Ebenfalls klar auf der Haben-Seite findet sich „Beyond the Ice“, ein schnörkelloses Instrumental-Feuerwerk, bei dem alle Bandmitglieder zeigen, wozu sie fähig sind, stetig unterfütternd von Thomens treibendem Highspeed-Drumming. Bis heute das beste Blind Guardian-Instrumental.
Der unbestrittene Star des Albums ist allerdings meiner Meinung nach das Titelstück. Schon der geniale Anfang zeigt dem Hörer, was er zu erwarten hat: Ein bretthartes Stück Speed Metal, ungewohnt düster für Blind Guardian-Verhältnisse. Auch Freunde der leichteren Kost kommen hier dank zaghaft eingestreuter Akustikgitarren-Parts voll auf ihre Kosten. Von vielen Fans der Band etwas verkannt, doch für mich gehört der Song zu den besten, die je ihren Weg auf eine Blind Guardian-CD gefunden haben. Top!!!

Das sehr hohe Niveau dieser Stücke kann leider nicht über die gesamte Länge der Platte aufrechterhalten werden. „Damned for all Time“, „Hall of the King“, „Fast to Madness“ sowie „Don´t break the Circle” (im Original von Demon) sind zwar weiß Gott allesamt keine schlechten Songs (dieser Begriff existiert im Wortschatz der Barden nicht!), fallen aber im Vergleich mit den obigen Killern und auch mit den meisten Songs der Vorgängerplatte um einiges ab. Gerade „Damned for all Time“, „Hall of the King“ und „Fast to Madness“ sind zwar immer noch gute Speed Metal-Bretter, leiden allerdings an einem Mangel an Aha!-Effekten, so dass ihnen die gewisse Blind Guardian-Magie verwehrt bleibt.
Am Ende des Albums lauert dann noch „Barbara Ann“, mit dem die Jungs zum ersten Mal ihre Verehrung für die Beach Boys kund tun. Kein unsterblicher Klassiker, aber speziell live immer wieder lustig und ideal zum Mitgröhlen.

Fazit: Auch Blind Guardians zweites Werk „Follow the Blind“ bietet Speed Metal klassischer Prägung, jedoch fließt zu allen Zeiten auch der unvergleichliche Blind Guardian-Stil durch die Lieder. Fünf extrem starken Songs stehen fünf weniger spektakuläre gegenüber.

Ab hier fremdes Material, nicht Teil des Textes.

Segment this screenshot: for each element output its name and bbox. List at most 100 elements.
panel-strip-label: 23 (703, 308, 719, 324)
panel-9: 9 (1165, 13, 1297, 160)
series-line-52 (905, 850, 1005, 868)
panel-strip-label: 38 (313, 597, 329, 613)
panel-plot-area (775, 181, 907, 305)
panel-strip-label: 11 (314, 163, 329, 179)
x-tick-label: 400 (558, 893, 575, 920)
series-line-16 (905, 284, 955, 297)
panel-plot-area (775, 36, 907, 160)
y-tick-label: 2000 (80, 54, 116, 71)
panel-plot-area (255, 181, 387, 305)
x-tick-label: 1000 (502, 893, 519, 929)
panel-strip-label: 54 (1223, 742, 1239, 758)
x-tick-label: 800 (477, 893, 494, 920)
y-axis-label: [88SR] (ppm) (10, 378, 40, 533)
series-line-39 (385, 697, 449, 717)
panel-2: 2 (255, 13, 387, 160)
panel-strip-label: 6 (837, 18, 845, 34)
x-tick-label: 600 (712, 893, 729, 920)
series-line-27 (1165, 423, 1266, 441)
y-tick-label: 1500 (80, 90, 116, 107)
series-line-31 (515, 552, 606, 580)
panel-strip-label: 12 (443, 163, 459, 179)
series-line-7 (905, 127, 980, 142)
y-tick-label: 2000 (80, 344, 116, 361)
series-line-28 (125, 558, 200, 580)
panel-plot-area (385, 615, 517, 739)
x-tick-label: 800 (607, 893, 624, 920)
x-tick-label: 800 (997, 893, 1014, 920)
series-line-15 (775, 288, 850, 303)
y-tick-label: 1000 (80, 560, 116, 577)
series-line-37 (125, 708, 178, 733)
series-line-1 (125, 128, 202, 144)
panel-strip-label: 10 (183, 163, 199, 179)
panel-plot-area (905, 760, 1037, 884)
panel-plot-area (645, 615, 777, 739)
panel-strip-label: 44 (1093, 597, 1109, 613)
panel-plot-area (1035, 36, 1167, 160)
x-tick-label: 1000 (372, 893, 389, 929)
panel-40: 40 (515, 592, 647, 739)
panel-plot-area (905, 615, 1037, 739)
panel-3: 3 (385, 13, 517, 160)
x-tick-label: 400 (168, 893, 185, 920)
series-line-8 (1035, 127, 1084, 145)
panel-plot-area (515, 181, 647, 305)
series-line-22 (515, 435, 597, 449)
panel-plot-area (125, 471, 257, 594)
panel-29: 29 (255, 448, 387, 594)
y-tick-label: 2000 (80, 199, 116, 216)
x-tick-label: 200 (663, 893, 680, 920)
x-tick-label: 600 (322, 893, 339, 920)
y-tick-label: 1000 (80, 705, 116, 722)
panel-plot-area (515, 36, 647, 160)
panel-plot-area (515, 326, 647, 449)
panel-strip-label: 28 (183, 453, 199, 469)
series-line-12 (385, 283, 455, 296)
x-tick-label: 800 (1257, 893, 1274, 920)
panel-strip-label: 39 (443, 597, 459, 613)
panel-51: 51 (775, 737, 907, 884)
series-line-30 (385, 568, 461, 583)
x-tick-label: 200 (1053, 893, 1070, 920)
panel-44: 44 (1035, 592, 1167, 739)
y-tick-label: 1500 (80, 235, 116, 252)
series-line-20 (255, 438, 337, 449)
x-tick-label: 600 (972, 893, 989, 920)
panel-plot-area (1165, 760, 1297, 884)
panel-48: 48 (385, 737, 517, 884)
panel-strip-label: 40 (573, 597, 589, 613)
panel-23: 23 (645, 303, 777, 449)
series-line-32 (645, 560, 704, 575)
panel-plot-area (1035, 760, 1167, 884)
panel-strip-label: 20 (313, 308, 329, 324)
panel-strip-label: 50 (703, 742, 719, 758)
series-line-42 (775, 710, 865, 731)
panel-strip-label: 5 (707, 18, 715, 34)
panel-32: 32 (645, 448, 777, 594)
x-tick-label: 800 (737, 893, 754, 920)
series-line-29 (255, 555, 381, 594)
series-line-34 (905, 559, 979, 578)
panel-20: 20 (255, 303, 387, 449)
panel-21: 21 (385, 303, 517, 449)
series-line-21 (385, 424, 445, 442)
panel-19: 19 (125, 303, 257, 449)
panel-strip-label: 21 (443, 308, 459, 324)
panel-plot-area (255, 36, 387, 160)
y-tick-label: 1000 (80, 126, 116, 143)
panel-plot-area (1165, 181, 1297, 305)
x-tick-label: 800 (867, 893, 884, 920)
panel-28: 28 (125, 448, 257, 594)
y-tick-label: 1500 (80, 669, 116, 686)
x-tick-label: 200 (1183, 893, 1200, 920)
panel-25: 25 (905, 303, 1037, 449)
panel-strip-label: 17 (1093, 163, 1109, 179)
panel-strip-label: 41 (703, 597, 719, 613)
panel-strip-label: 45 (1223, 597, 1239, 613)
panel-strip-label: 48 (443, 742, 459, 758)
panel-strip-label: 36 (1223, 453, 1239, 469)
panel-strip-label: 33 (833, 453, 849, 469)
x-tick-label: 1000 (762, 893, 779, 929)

Diese deutlichen Qualitätsschwankungen sind es letzten Endes auch, die mich dazu bringen, das Album als schlechtestes Guardian-Werk zu deklarieren. Fans deftigen Melodic Speed / Thrash-Metals können trotzdem beim Kauf keinen Fehler eingehen. Fans dieser unnachahmlich großartigen Band sowieso nicht.